The above results, and Eq.\$\ref{eq:4}\$, lead to these simultaneous equations:
- \$A_1+A_3=0\$
- \$A_2\:\omega-A_1\:\alpha_{_1}+A_4\:\beta_{_1}=0\$
- \$-A_1\:\omega^2 + A_3\left(\alpha_1^2 - \beta_1^2\right) + 2\,A_4\:\alpha_1\:\beta_1=\frac{V_0}{L_1}\omega\$
Also, at \$t\to\infty\$, the square of the rotating magnitude is (noting that the cosine and sine functions are relatively orthogonal):
- \$A_1^2+A_2^2=\frac{V_0^2}{\,\left[\left(R_1\right)^2+\left(\omega\:L_1-\frac1{\omega\,C_1}\right)^2\right]}\$
Which completes the need for four equations to find the four unknowns.
You already know that \$\omega=2\pi\:24\:\text{kHz}\approx 150796.44737231\$.

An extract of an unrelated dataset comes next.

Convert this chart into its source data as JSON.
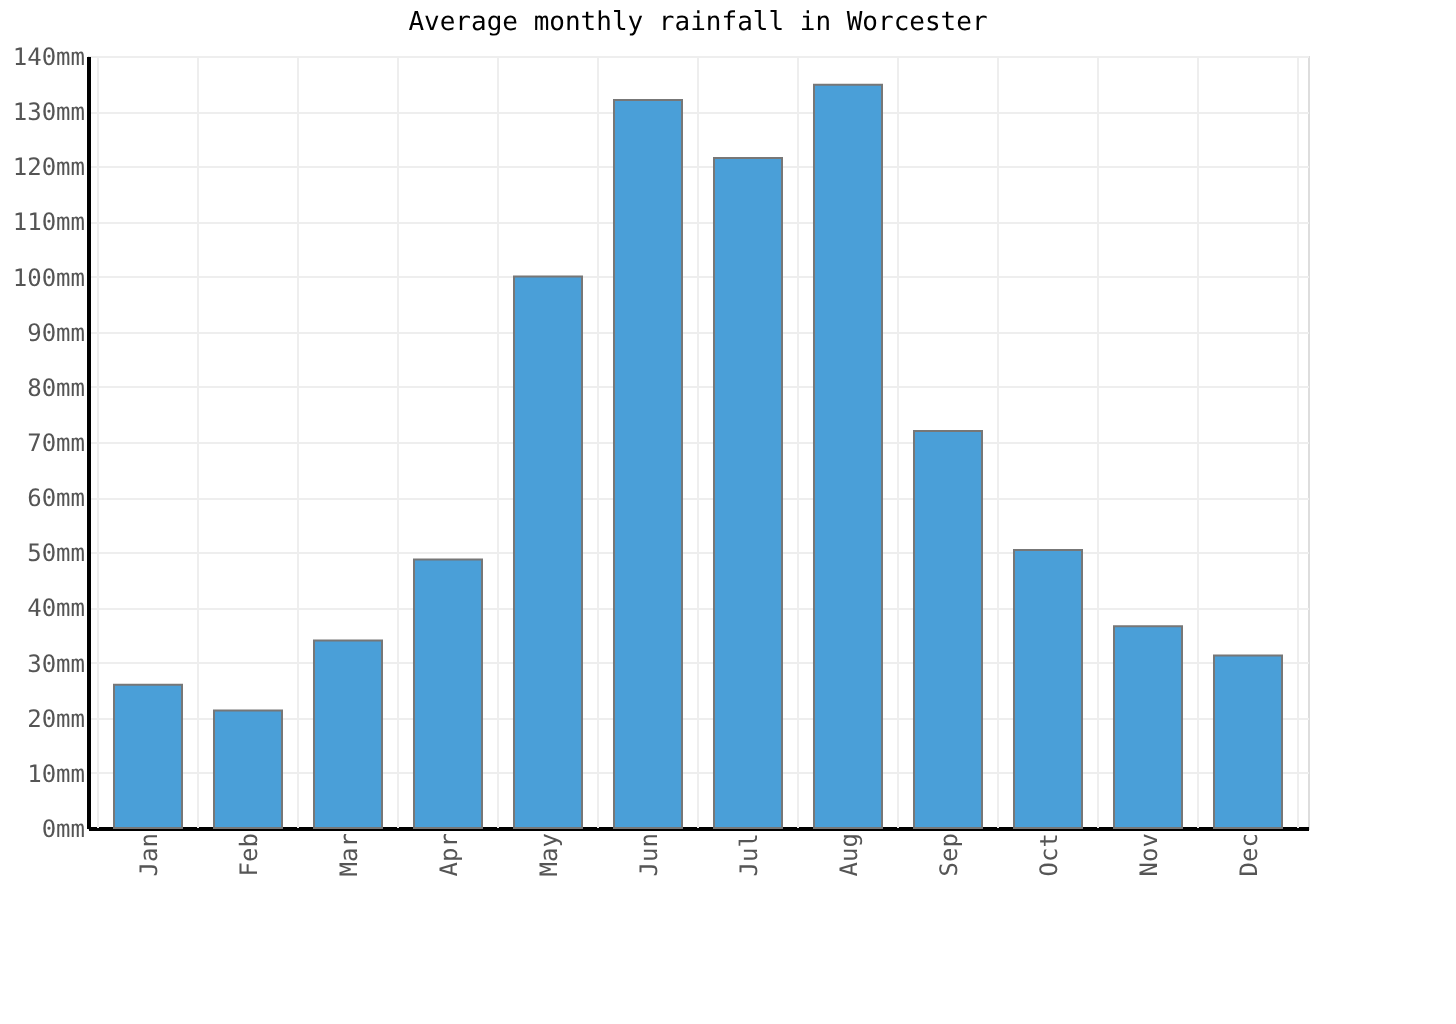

With your part values find:
- \$\alpha_{_1}=-\frac12\frac{10\:\text{m}\Omega}{40\:\mu\text{H}}=-125\$
- \$\beta_{_1}=\frac12\sqrt{\frac4{40\:\mu\text{H}\,\cdot\,1.25\:\mu\text{F}}-\left(\frac{10\:\text{m}\Omega}{40\:\mu\text{H}}\right)^2}\approx 141421.301\$
- \$A_1=-687.918062062593\$
- \$A_2=9.46736242762291\$
- \$A_3=687.918062062593\$
- \$A_4=-9.48600876867154\$
If you substitute into Eq.\$\ref{eq:4}\$ and plot using Desmos:
it will look just the same as it does under LTspice:
Just as an additional quick sanity test, set \$R_1=200\:\text{m}\Omega\$ and try again:
- \$\alpha_{_1}=-\frac12\frac{200\:\text{m}\Omega}{40\:\mu\text{H}}=-2500\$
- \$\beta_{_1}=\frac12\sqrt{\frac4{40\:\mu\text{H}\,\cdot\,1.25\:\mu\text{F}}-\left(\frac{200\:\text{m}\Omega}{40\:\mu\text{H}}\right)^2}\approx 141399.257423793\$
- \$A_1=-639.601304243966\$
- \$A_2=176.030646801803\$
- \$A_3=639.601304243966\$
- \$A_4=-176.030646801803\$
Again substitute into Eq.\$\ref{eq:4}\$ and plot using Desmos:
And here's LTspice:
Entirely done in the time domain. No Laplace.